In the country I'm in there are mandatory (could go to jail) quarantines for merely suspected cases and those entering from some countries. Some businesses can't operate at all. Big fines for businesses breaking rules. Tickets for not wearing a mask. And as opposed to the US most of these restrictions are legally solid, you'll have a hard time challenging them. Compliance very high. From what I'm hearing and reading it's still one of the laxer ones in Europe. The GDP drop was one of the lower ones too.
If that is truly your point of view isn't is foolish to share it (from a game theoretic perspective).
I understand not trusting govt and large corps, but you can also read the studies on the vaccines yourself, as well as expert analysis by other parties (e.g. public health researchers at major institutions, with no ties to the large corps).
Nothing is zero-risk, but Covid is certainly a higher risk than even quickly-researched vaccines will be.
Nothing is zero-risk, but Covid is certainly a higher risk than even quickly-researched vaccines will be.
"Covid is certainly a higher risk than even quickly-researched vaccines will be"
That's a decision each person has to make. That may make sense for people with comorbidities, but maybe not for otherwise healthy individuals who have previously had adverse events tied to vaccines.
I agree with reading the studies. PubMed is a great resource.
That's a decision each person has to make. That may make sense for people with comorbidities, but maybe not for otherwise healthy individuals who have previously had adverse events tied to vaccines.
I agree with reading the studies. PubMed is a great resource.
Do we have evidence for the rushed-to-markedness of any of the vaccines?
"Rushed"?
The vaccines are essentially unchanged since their formulation as early as March. Everything since then has been testing, not creation or modification (only some experimentation with respect to dosing).
You want "rushed"? Get a flu shot.
The vaccines are essentially unchanged since their formulation as early as March. Everything since then has been testing, not creation or modification (only some experimentation with respect to dosing).
You want "rushed"? Get a flu shot.
Maybe you responded to my comment by mistake. I never claimed that it's rushed - I asked for evidence of it being rushed since that's what the original poster is concerned about.
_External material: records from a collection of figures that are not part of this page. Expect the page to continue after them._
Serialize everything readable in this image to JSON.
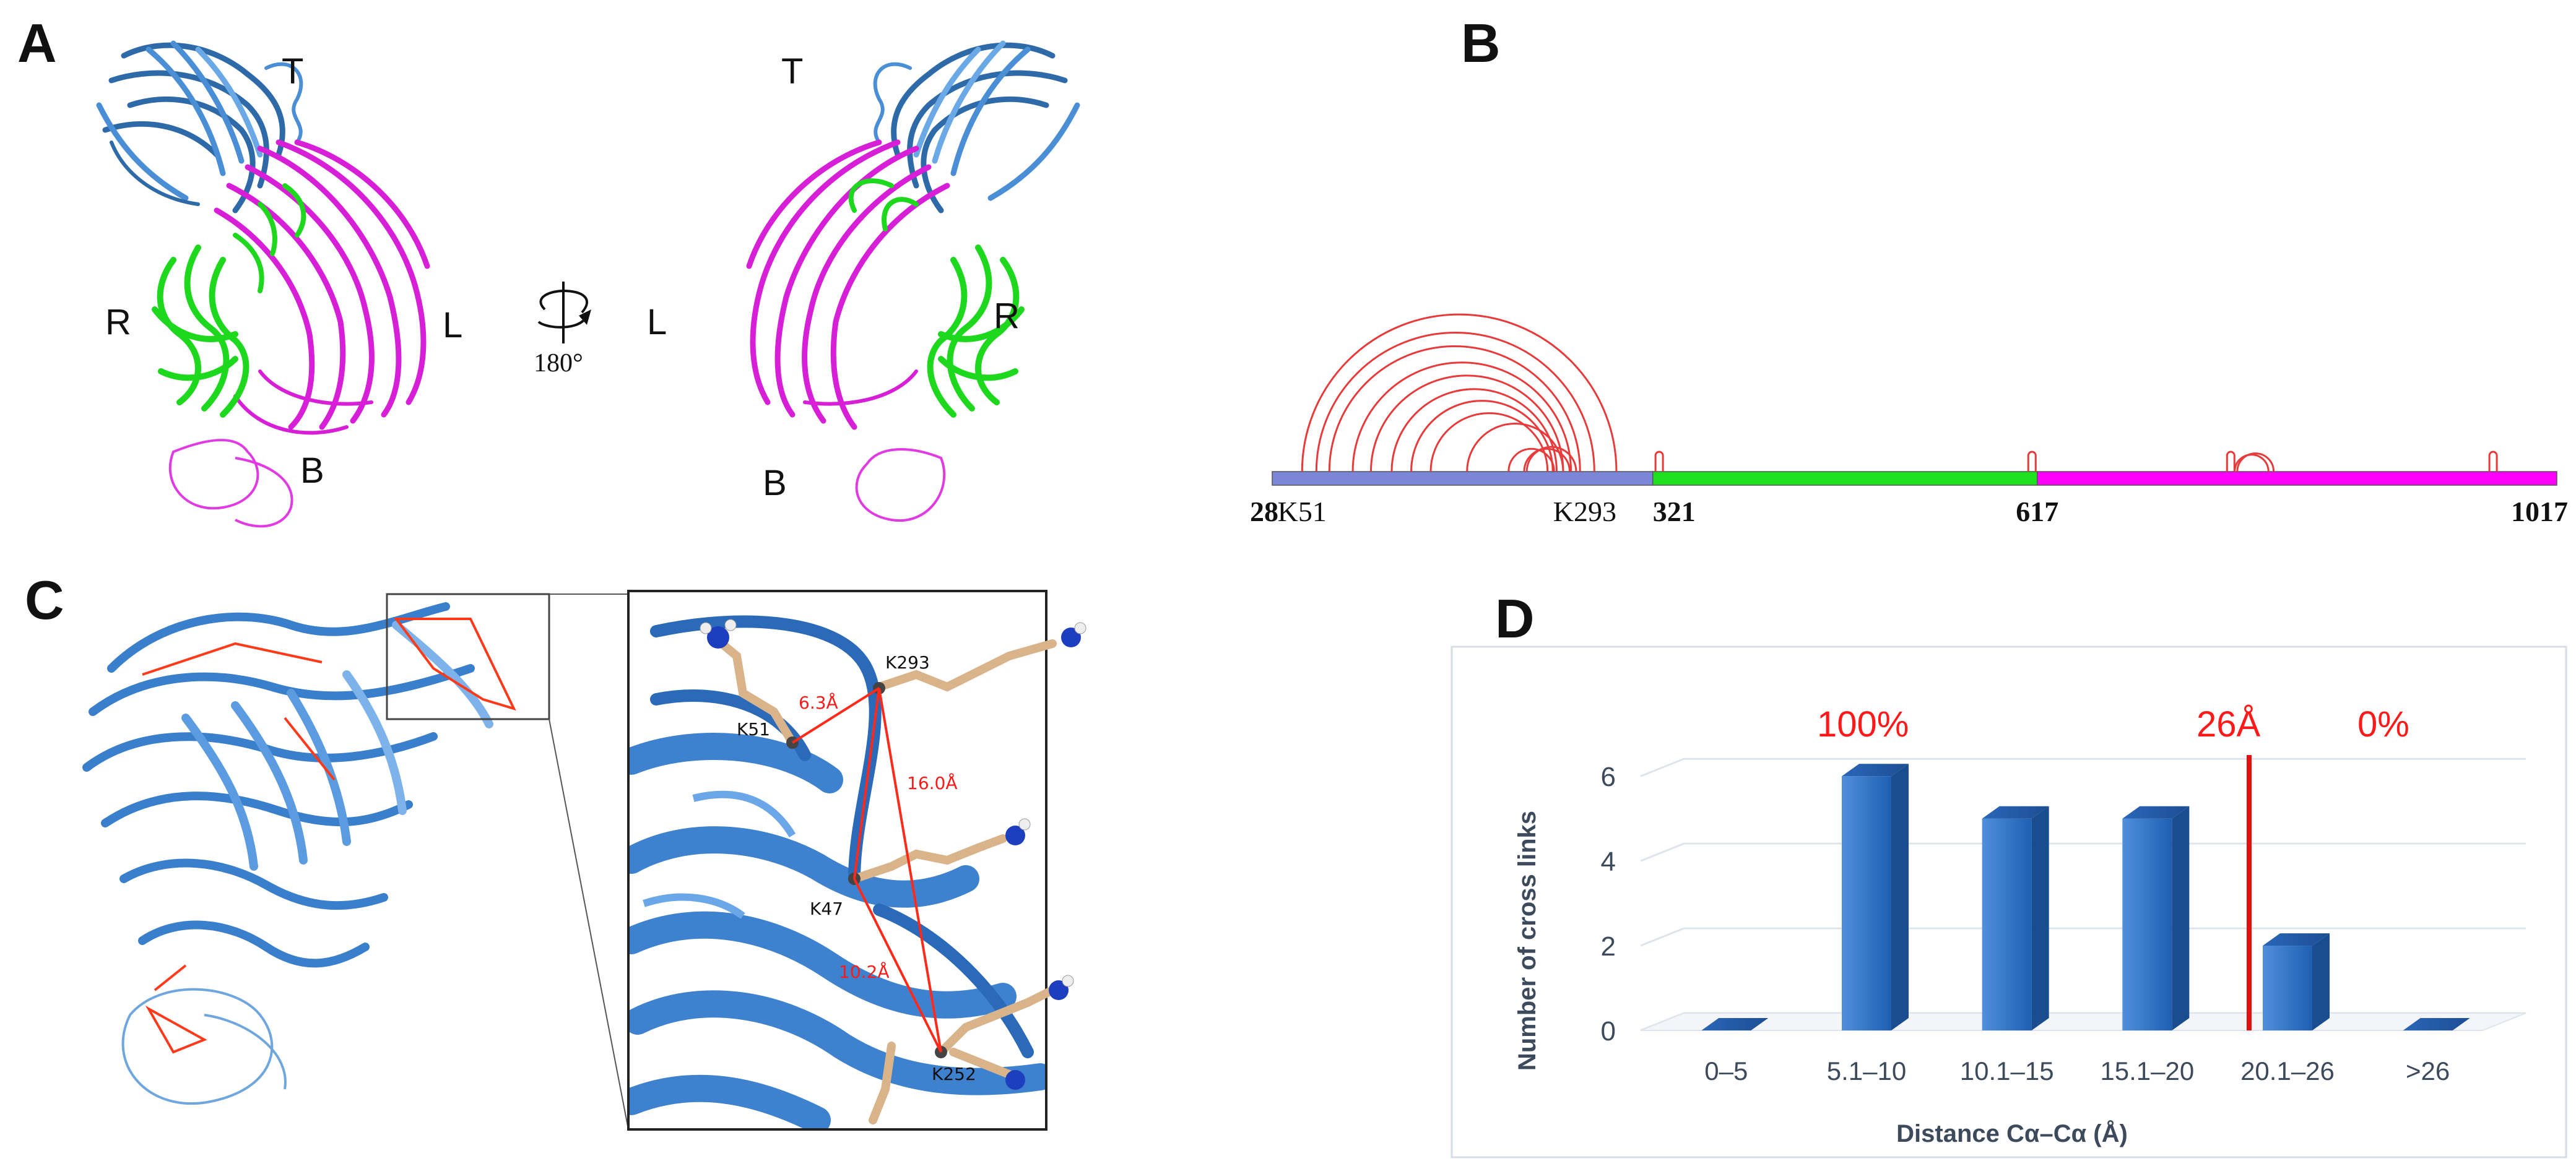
{
  "panels": {
    "a": {
      "label": "A",
      "left_view": {
        "top": "T",
        "left": "R",
        "right": "L",
        "bottom": "B"
      },
      "right_view": {
        "top": "T",
        "left": "L",
        "right": "R",
        "bottom": "B"
      },
      "rotation": "180°"
    },
    "b": {
      "label": "B",
      "ticks": [
        {
          "text": "28",
          "pos": 28,
          "bold": true
        },
        {
          "text": "K51",
          "pos": 51,
          "bold": false
        },
        {
          "text": "K293",
          "pos": 293,
          "bold": false
        },
        {
          "text": "321",
          "pos": 321,
          "bold": true
        },
        {
          "text": "617",
          "pos": 617,
          "bold": true
        },
        {
          "text": "1017",
          "pos": 1017,
          "bold": true
        }
      ],
      "domains": [
        {
          "start": 28,
          "end": 321,
          "color": "#7b86d8"
        },
        {
          "start": 321,
          "end": 617,
          "color": "#1fe01f"
        },
        {
          "start": 617,
          "end": 1017,
          "color": "#ff00ff"
        }
      ],
      "links": [
        [
          51,
          293
        ],
        [
          62,
          276
        ],
        [
          72,
          265
        ],
        [
          90,
          258
        ],
        [
          104,
          252
        ],
        [
          120,
          247
        ],
        [
          135,
          244
        ],
        [
          150,
          240
        ],
        [
          178,
          252
        ],
        [
          210,
          245
        ],
        [
          222,
          257
        ],
        [
          224,
          262
        ],
        [
          325,
          326
        ],
        [
          612,
          614
        ],
        [
          765,
          766
        ],
        [
          769,
          795
        ],
        [
          771,
          799
        ],
        [
          967,
          968
        ]
      ],
      "link_color": "#e83a3a"
    },
    "c": {
      "label": "C",
      "residues": [
        "K51",
        "K293",
        "K47",
        "K252"
      ],
      "distances": [
        "6.3Å",
        "16.0Å",
        "10.2Å"
      ]
    },
    "d": {
      "label": "D",
      "chart_data": {
        "type": "bar",
        "categories": [
          "0–5",
          "5.1–10",
          "10.1–15",
          "15.1–20",
          "20.1–26",
          ">26"
        ],
        "values": [
          0,
          6,
          5,
          5,
          2,
          0
        ],
        "xlabel": "Distance Cα–Cα (Å)",
        "ylabel": "Number of cross links",
        "yticks": [
          "0",
          "2",
          "4",
          "6"
        ],
        "ylim": [
          0,
          6.5
        ],
        "cutoff_label": "26Å",
        "annotations": [
          "100%",
          "0%"
        ],
        "bar_color": "#2f72c4",
        "annotation_color": "#ff1a1a"
      }
    }
  }
}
I read that most vaccines take 5-7 years to get approved. This one is less than a year. I worry that corners have been cut. Is that irrational?
I see this take a lot.
I encourage people to research this more deeply i.e.
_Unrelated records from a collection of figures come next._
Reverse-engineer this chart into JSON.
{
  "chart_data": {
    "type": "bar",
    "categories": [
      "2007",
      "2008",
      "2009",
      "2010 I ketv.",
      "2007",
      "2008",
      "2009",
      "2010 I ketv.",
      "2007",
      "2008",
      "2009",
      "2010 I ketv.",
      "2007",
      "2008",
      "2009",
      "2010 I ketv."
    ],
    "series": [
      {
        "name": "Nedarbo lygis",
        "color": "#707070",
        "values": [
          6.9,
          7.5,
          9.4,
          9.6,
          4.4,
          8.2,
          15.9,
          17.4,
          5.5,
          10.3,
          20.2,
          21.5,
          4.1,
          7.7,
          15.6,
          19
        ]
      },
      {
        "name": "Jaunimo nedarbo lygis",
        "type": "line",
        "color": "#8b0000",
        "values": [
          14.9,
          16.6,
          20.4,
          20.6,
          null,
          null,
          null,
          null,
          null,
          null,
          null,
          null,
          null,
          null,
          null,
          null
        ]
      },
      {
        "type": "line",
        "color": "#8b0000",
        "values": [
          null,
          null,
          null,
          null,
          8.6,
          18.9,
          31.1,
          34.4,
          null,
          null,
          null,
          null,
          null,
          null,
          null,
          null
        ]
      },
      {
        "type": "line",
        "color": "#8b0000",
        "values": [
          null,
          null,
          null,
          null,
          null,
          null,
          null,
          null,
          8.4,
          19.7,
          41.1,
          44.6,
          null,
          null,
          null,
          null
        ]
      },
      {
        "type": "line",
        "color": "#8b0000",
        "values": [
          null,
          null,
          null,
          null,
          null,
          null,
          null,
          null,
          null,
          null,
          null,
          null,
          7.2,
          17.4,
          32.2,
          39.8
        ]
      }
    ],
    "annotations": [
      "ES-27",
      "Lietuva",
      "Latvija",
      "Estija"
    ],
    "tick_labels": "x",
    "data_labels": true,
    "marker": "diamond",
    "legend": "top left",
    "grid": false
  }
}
https://www.nytimes.com/interactive/2020/04/30/opinion/coron...
To my understanding the things that are being fast tracked are all the bureaucratic red tape and but covering stuff.
Not the actual science.
If any of the science was rushed we could have had the vaccines as early as this summer.
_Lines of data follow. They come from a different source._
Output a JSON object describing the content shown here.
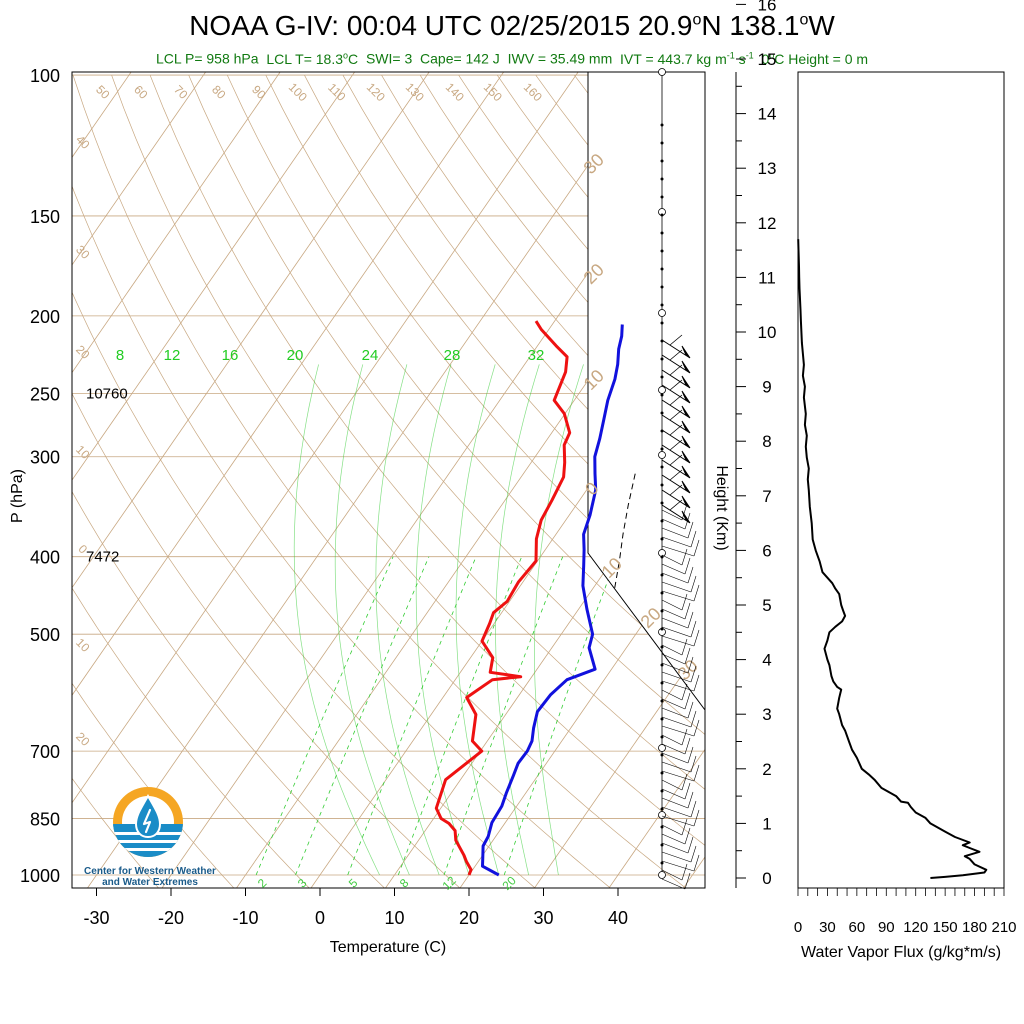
{
  "title_parts": [
    "NOAA G-IV: 00:04 UTC 02/25/2015  20.9",
    "o",
    "N 138.1",
    "o",
    "W"
  ],
  "subtitle": {
    "lcl_p": "LCL P= 958 hPa",
    "lcl_t_prefix": "LCL T= 18.3",
    "lcl_t_sup": "o",
    "lcl_t_suffix": "C",
    "swi": "SWI= 3",
    "cape": "Cape= 142 J",
    "iwv": "IWV = 35.49 mm",
    "ivt_prefix": "IVT = 443.7 kg m",
    "ivt_sup1": "-1",
    "ivt_mid": " s",
    "ivt_sup2": "-1",
    "zero_height_prefix": "0",
    "zero_height_sup": "o",
    "zero_height_suffix": "C Height = 0 m"
  },
  "colors": {
    "temperature": "#ee1111",
    "dewpoint": "#ee1111",
    "wetbulb": "#1111dd",
    "isotherm": "#c8a882",
    "dry_adiabat": "#c8a882",
    "mixing_ratio": "#33cc33",
    "moist_adiabat": "#33cc33",
    "subtitle": "#117a11",
    "logo_orange": "#f5a623",
    "logo_blue": "#1a8cc7"
  },
  "logo": {
    "line1": "Center for Western Weather",
    "line2": "and Water Extremes"
  },
  "chart_data": [
    {
      "type": "line",
      "subtype": "skew-t log-p",
      "xlabel": "Temperature (C)",
      "ylabel": "P (hPa)",
      "x_ticks": [
        -30,
        -20,
        -10,
        0,
        10,
        20,
        30,
        40
      ],
      "y_ticks": [
        100,
        150,
        200,
        250,
        300,
        400,
        500,
        700,
        850,
        1000
      ],
      "ylog": true,
      "height_labels": [
        {
          "p": 250,
          "text": "10760"
        },
        {
          "p": 400,
          "text": "7472"
        }
      ],
      "mixing_ratio_labels_top": [
        "8",
        "12",
        "16",
        "20",
        "24",
        "28",
        "32"
      ],
      "mixing_ratio_labels_bottom": [
        "2",
        "3",
        "5",
        "8",
        "12",
        "20"
      ],
      "isotherm_labels_top": [
        "50",
        "60",
        "70",
        "80",
        "90",
        "100",
        "110",
        "120",
        "130",
        "140",
        "150",
        "160"
      ],
      "isotherm_labels_left": [
        "40",
        "30",
        "20",
        "10",
        "0",
        "10",
        "20"
      ],
      "isotherm_labels_right": [
        "30",
        "20",
        "10",
        "0",
        "10",
        "20",
        "30"
      ],
      "series": [
        {
          "name": "temperature",
          "points": [
            [
              20,
              1000
            ],
            [
              19.8,
              985
            ],
            [
              18.4,
              962
            ],
            [
              17.5,
              945
            ],
            [
              15,
              905
            ],
            [
              14,
              880
            ],
            [
              12.5,
              862
            ],
            [
              11,
              850
            ],
            [
              9.4,
              825
            ],
            [
              8,
              760
            ],
            [
              10.2,
              700
            ],
            [
              8,
              680
            ],
            [
              6,
              630
            ],
            [
              3.2,
              600
            ],
            [
              5,
              570
            ],
            [
              8.5,
              565
            ],
            [
              4,
              558
            ],
            [
              3,
              535
            ],
            [
              0,
              510
            ],
            [
              -0.6,
              485
            ],
            [
              -1.1,
              470
            ],
            [
              -0.3,
              455
            ],
            [
              -0.6,
              430
            ],
            [
              -0.2,
              405
            ],
            [
              -2.2,
              380
            ],
            [
              -3.3,
              360
            ],
            [
              -3.7,
              340
            ],
            [
              -4.3,
              318
            ],
            [
              -5.5,
              305
            ],
            [
              -7.2,
              290
            ],
            [
              -7.6,
              280
            ],
            [
              -10.1,
              265
            ],
            [
              -12.7,
              255
            ],
            [
              -13.8,
              235
            ],
            [
              -15,
              225
            ],
            [
              -17.5,
              218
            ],
            [
              -21,
              208
            ],
            [
              -22.5,
              203
            ]
          ]
        },
        {
          "name": "wetbulb",
          "points": [
            [
              24,
              1000
            ],
            [
              21,
              975
            ],
            [
              20.2,
              950
            ],
            [
              19.2,
              920
            ],
            [
              19,
              895
            ],
            [
              18.2,
              860
            ],
            [
              18,
              820
            ],
            [
              17.4,
              790
            ],
            [
              16.7,
              750
            ],
            [
              16.2,
              725
            ],
            [
              16.3,
              700
            ],
            [
              16,
              680
            ],
            [
              15,
              655
            ],
            [
              14,
              625
            ],
            [
              14.2,
              595
            ],
            [
              15,
              570
            ],
            [
              17.8,
              553
            ],
            [
              15,
              520
            ],
            [
              14.2,
              500
            ],
            [
              11.1,
              465
            ],
            [
              8.4,
              435
            ],
            [
              6.6,
              410
            ],
            [
              5.2,
              392
            ],
            [
              3.7,
              375
            ],
            [
              2.8,
              355
            ],
            [
              1.2,
              330
            ],
            [
              -0.4,
              315
            ],
            [
              -2,
              300
            ],
            [
              -3,
              285
            ],
            [
              -4.2,
              270
            ],
            [
              -5.5,
              255
            ],
            [
              -6.5,
              240
            ],
            [
              -7.5,
              230
            ],
            [
              -8.8,
              220
            ],
            [
              -9.6,
              212
            ],
            [
              -10.6,
              205
            ]
          ]
        },
        {
          "name": "parcel",
          "points": [
            [
              5,
              315
            ],
            [
              7,
              345
            ],
            [
              9,
              375
            ],
            [
              11,
              405
            ],
            [
              13,
              440
            ]
          ]
        }
      ]
    },
    {
      "type": "line",
      "title": "",
      "xlabel": "Water Vapor Flux (g/kg*m/s)",
      "ylabel": "Height (Km)",
      "x_ticks": [
        0,
        30,
        60,
        90,
        120,
        150,
        180,
        210
      ],
      "x_tick_labels": [
        "0",
        "30",
        "60",
        "90",
        "120",
        "150",
        "180",
        "210"
      ],
      "y_ticks": [
        0,
        1,
        2,
        3,
        4,
        5,
        6,
        7,
        8,
        9,
        10,
        11,
        12,
        13,
        14,
        15,
        16
      ],
      "xlim": [
        0,
        210
      ],
      "ylim": [
        -0.3,
        16.3
      ],
      "series": [
        {
          "name": "water_vapor_flux",
          "points": [
            [
              135,
              0
            ],
            [
              150,
              0.02
            ],
            [
              168,
              0.05
            ],
            [
              190,
              0.1
            ],
            [
              192,
              0.15
            ],
            [
              180,
              0.25
            ],
            [
              175,
              0.35
            ],
            [
              170,
              0.4
            ],
            [
              185,
              0.48
            ],
            [
              175,
              0.55
            ],
            [
              168,
              0.6
            ],
            [
              175,
              0.65
            ],
            [
              160,
              0.75
            ],
            [
              150,
              0.85
            ],
            [
              135,
              1.0
            ],
            [
              130,
              1.1
            ],
            [
              120,
              1.2
            ],
            [
              115,
              1.3
            ],
            [
              112,
              1.38
            ],
            [
              105,
              1.4
            ],
            [
              100,
              1.5
            ],
            [
              90,
              1.6
            ],
            [
              85,
              1.65
            ],
            [
              78,
              1.8
            ],
            [
              72,
              1.9
            ],
            [
              65,
              2.0
            ],
            [
              60,
              2.2
            ],
            [
              55,
              2.35
            ],
            [
              52,
              2.5
            ],
            [
              48,
              2.7
            ],
            [
              45,
              2.8
            ],
            [
              42,
              3.0
            ],
            [
              40,
              3.1
            ],
            [
              42,
              3.3
            ],
            [
              44,
              3.45
            ],
            [
              40,
              3.5
            ],
            [
              36,
              3.6
            ],
            [
              34,
              3.7
            ],
            [
              32,
              3.9
            ],
            [
              30,
              4.0
            ],
            [
              27,
              4.2
            ],
            [
              30,
              4.35
            ],
            [
              32,
              4.5
            ],
            [
              38,
              4.6
            ],
            [
              45,
              4.7
            ],
            [
              48,
              4.8
            ],
            [
              46,
              4.9
            ],
            [
              44,
              5.0
            ],
            [
              42,
              5.2
            ],
            [
              38,
              5.3
            ],
            [
              35,
              5.4
            ],
            [
              30,
              5.5
            ],
            [
              25,
              5.6
            ],
            [
              22,
              5.8
            ],
            [
              18,
              6.0
            ],
            [
              15,
              6.2
            ],
            [
              14,
              6.5
            ],
            [
              12,
              6.8
            ],
            [
              11,
              7.1
            ],
            [
              10,
              7.3
            ],
            [
              11,
              7.5
            ],
            [
              9,
              7.7
            ],
            [
              8,
              7.9
            ],
            [
              9,
              8.1
            ],
            [
              7,
              8.3
            ],
            [
              8,
              8.5
            ],
            [
              6,
              8.8
            ],
            [
              7,
              9.0
            ],
            [
              5,
              9.2
            ],
            [
              6,
              9.4
            ],
            [
              5,
              9.6
            ],
            [
              4,
              9.8
            ],
            [
              3.5,
              10.0
            ],
            [
              3,
              10.2
            ],
            [
              2.5,
              10.4
            ],
            [
              2,
              10.6
            ],
            [
              1.5,
              10.8
            ],
            [
              1.2,
              11.0
            ],
            [
              1,
              11.2
            ],
            [
              0.5,
              11.5
            ],
            [
              0.2,
              11.7
            ]
          ]
        }
      ]
    }
  ]
}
But a phase 3 human trail takes 8 months. There is just absolutely no way to rush that part as constructed
I encourage people to research this more deeply i.e.
https://www.nytimes.com/interactive/2020/04/30/opinion/coron...
To my understanding the things that are being fast tracked are all the bureaucratic red tape and but covering stuff.
Not the actual science.
If any of the science was rushed we could have had the vaccines as early as this summer.
But a phase 3 human trail takes 8 months. There is just absolutely no way to rush that part as constructed
It's not irrational at all but it also doesn't answer my question. Worrying comes from uncertainty. If you had evidence (in either direction), your uncertainty would go down and you would either not worry as much or you would have a good reason to think that the vaccine might be unsafe.
So my question is what evidence do we have that corners have been cut? Are you basing all of this only on the reduced time to produce the vaccine?
So my question is what evidence do we have that corners have been cut? Are you basing all of this only on the reduced time to produce the vaccine?
yes
It's happening way faster than normal for a vaccine, so... yes?